Running the daemon it’s all about the memory problems of pretty much everything involved, you also suffer if a dom0 reboots as the 20 domU’s on it will pile up and cause huge concurrency runs.

Running from cron you have problems scheduling it nicely, the simplest approach is just to sleep a random period of time, but this means clients don’t always run a predictable time and you still get concurrency issues.

I’ve written an mcollective based Command and Control for Puppet that launches Puppet runs. The aim is to spread the CPU load on my masters out evenly to ensure I can use lower spec machines for masters. Or in my case I can re-use my master machines as monitoring and middleware nodes.

It basically has these features:

  • Discover the list of nodes to manage based on a supplied filter, I have regional masters so I will manage groups of Puppet nodes independently
  • Evenly spreads out the Puppet runs over an interval, if I have 10 nodes and a 30 minute interval I will get a run every 3 minutes.
  • Nodes run at a predictable time every time, even after reboots since the node list is just run through alphabetically. If the node list stays constant you’ll always run at the same time give or take 10 seconds. If nodes get added the behavior will be predictable.
  • Before scheduling a run it checks the overall concurrency of Puppet runs, if it exceeds a limit it will skip a background run. I want to give priority to runs that I run by hand with –test, this ensures that happens.
  • If the client it is about to run ran its Catalog recently – maybe via –test – it will skip that run

The result is pretty good, spreading 6 nodes out over 30 minutes I get a nice even CPU spread, the spike in the graph after the change is when the node itself runs Puppet. The 2nd graph is eth0 network output, the dip is when localhost is running:

The resulting CPU usage is much smoother, there aren’t periods of no CPU usage and there are no spikes caused by nodes bunching up together.

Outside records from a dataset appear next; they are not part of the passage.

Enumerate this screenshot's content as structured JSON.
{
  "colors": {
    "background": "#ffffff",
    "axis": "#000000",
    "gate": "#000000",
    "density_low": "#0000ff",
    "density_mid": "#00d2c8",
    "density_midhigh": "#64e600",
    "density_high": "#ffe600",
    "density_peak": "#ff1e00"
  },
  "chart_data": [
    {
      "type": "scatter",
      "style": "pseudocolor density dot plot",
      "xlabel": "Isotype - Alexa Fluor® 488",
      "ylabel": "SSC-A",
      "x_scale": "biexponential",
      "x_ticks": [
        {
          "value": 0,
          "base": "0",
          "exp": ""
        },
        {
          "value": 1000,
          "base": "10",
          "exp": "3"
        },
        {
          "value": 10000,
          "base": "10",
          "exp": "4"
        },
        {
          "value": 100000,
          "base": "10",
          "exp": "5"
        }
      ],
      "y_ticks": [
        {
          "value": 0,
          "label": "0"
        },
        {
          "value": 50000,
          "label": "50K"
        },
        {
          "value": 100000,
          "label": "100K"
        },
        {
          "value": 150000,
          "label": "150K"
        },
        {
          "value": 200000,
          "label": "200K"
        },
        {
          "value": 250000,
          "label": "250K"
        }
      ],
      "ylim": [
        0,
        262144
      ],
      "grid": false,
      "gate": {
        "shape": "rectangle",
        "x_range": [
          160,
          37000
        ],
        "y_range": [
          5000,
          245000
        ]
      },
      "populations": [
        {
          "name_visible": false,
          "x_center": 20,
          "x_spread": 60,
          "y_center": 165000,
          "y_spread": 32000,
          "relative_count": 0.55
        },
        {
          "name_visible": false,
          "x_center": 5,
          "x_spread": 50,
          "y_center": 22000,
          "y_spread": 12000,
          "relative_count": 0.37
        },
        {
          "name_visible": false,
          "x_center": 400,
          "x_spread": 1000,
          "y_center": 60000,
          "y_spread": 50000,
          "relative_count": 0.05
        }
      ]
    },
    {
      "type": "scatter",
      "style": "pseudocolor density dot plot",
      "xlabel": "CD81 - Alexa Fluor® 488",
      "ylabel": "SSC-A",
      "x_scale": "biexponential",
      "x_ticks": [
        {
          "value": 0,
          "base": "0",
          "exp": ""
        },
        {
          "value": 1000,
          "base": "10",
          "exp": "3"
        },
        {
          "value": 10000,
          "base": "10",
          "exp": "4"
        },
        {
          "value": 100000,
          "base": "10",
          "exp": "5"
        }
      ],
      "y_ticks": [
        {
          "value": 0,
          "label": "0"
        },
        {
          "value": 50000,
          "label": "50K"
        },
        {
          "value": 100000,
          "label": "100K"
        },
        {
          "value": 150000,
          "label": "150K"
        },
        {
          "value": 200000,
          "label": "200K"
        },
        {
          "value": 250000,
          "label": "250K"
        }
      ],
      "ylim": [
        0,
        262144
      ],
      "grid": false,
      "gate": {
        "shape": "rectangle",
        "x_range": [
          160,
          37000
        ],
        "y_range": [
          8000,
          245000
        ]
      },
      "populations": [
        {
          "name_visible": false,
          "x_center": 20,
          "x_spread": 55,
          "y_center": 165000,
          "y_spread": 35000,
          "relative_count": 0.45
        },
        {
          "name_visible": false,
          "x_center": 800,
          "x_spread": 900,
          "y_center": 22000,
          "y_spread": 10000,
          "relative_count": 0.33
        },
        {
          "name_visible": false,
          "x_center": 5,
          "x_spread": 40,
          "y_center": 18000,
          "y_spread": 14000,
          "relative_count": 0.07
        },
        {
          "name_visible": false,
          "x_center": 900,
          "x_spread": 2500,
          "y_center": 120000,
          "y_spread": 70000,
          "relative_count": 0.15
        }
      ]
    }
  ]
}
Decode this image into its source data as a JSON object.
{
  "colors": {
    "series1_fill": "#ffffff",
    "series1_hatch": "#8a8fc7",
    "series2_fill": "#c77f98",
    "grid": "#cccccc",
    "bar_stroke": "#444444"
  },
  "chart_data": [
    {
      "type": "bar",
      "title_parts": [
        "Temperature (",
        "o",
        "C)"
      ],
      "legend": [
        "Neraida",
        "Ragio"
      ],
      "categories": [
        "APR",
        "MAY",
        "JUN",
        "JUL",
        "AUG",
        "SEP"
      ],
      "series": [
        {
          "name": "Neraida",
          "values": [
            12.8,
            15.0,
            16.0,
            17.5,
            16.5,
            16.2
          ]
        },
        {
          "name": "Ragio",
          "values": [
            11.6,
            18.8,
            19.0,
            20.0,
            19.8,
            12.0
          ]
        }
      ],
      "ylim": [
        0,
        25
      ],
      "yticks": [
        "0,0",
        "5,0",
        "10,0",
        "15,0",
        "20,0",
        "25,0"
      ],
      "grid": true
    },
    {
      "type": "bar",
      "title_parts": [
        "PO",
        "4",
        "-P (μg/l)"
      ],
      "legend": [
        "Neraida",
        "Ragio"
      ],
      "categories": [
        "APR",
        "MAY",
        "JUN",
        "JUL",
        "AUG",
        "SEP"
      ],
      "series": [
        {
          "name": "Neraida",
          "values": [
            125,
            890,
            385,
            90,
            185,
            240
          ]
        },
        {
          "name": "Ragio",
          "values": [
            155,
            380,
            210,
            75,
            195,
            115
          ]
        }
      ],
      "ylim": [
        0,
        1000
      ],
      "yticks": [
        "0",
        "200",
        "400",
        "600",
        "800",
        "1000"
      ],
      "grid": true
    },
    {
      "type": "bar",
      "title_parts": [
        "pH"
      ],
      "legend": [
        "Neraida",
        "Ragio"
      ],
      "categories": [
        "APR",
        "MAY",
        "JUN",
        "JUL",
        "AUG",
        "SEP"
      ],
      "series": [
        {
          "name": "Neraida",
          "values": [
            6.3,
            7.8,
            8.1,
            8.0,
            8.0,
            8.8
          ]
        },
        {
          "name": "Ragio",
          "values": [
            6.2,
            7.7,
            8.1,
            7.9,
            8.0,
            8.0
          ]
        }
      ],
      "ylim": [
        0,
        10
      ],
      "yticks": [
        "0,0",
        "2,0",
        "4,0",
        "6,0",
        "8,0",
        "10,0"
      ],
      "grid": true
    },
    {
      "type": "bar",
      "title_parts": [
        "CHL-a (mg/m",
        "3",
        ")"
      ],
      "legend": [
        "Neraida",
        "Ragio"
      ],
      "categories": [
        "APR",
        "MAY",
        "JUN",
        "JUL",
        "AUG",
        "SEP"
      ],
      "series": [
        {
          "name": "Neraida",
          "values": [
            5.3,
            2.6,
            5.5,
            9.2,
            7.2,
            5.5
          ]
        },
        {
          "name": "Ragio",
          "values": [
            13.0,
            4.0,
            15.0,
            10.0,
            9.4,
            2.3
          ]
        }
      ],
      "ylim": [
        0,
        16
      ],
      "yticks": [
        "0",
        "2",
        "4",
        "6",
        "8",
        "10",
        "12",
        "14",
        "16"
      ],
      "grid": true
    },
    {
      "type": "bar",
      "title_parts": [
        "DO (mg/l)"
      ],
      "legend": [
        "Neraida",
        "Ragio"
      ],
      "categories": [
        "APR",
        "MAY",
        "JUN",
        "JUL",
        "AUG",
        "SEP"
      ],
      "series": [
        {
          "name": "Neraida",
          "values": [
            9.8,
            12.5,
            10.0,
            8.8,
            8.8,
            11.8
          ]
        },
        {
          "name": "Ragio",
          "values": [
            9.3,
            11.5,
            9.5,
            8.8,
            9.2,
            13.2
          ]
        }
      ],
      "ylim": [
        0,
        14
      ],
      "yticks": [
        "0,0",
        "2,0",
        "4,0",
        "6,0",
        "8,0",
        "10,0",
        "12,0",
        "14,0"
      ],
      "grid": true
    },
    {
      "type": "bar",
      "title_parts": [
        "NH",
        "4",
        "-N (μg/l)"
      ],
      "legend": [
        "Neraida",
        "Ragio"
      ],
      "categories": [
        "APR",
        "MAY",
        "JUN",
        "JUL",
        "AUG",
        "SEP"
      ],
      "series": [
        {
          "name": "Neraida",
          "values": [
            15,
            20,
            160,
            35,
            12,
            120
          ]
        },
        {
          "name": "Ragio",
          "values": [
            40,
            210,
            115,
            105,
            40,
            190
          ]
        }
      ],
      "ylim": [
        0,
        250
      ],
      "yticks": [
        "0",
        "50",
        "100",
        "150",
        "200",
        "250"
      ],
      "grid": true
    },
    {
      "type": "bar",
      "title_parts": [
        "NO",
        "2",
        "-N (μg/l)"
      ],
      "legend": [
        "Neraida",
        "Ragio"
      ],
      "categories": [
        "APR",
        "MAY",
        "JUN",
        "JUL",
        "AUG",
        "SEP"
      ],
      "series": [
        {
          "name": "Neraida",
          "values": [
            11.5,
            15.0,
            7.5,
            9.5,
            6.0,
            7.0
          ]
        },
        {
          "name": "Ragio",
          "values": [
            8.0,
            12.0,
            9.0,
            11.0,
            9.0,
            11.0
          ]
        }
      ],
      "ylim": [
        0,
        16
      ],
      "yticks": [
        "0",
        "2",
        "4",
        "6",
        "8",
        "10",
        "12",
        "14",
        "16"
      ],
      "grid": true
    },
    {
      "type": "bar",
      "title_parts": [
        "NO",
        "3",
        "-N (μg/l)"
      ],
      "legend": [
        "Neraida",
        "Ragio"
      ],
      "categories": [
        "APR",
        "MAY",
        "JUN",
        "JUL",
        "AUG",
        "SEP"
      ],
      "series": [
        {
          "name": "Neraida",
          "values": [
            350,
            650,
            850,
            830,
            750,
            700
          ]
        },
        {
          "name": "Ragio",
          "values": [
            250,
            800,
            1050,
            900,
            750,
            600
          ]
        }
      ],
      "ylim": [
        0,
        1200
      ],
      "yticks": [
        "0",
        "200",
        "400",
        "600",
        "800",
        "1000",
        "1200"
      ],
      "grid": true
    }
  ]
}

Below output from a C&C session managing 3 machines with an interval of 1 minute and a max concurrency of 1, these machines were still running cron based puppetd so you can see the C&C is not scheduling runs when it hits the concurrency limit due to cron runs:

$ puppetcommander.rb --interval 1 -W /dev_server/ --max-concurrent 1
Wed Mar 17 08:31:29 +0000 2010> Looping clients with an interval of 1 minute(s)
Wed Mar 17 08:31:29 +0000 2010> Restricting to 1 concurrent puppet run(s)
Wed Mar 17 08:31:31 +0000 2010> Found 3 puppet nodes, sleeping for ~20 seconds between runs
Wed Mar 17 08:31:31 +0000 2010> Current puppetds running: 1
Wed Mar 17 08:31:31 +0000 2010> Puppet run for client dev1.my.net skipped due to current concurrency of 1
Wed Mar 17 08:31:31 +0000 2010> Sleeping for 20 seconds
Wed Mar 17 08:31:51 +0000 2010> Current puppetds running: 1
Wed Mar 17 08:31:51 +0000 2010> Puppet run for client dev2.my.net skipped due to current concurrency of 1
Wed Mar 17 08:31:51 +0000 2010> Sleeping for 20 seconds
Wed Mar 17 08:32:12 +0000 2010> Current puppetds running: 0
Wed Mar 17 08:32:12 +0000 2010> Running agent for dev3.my.net
Wed Mar 17 08:32:15 +0000 2010> Sleeping for 16 seconds

There are many advantages to this approach over some other that’s been suggested:

  • No host lists to maintain, it reconfigures itself dynamically on demand.
  • It doesn’t rely on some other on-master fact like signed certificates that breaks models where the CA is separate
  • It doesn’t rely on stored configs that doesn’t work well at scale or on a setup with many regional masters.
  • It doesn’t suffer from issues if a node isn’t available but it’s in your host lists.
  • It understands the state of the entire platform and so you can control concurrency and therefore resources on your master.
  • It’s easy to extend with our own logic or demands, the current version of the code is only 90 lines of Ruby including CLI options parsing.
  • Concurrency control can mitigate other problems. Have a cluster of 10 nodes, don’t want your config change to restart them all at the same time, no problem. Just make sure you only run 2 a time.

In reality this means I can remove 256MB RAM from my master – since I can now run fewer puppetmasterd processes, this will save me $15/month hosting fee on this specific master, it’s small change but always good to control my platform costs.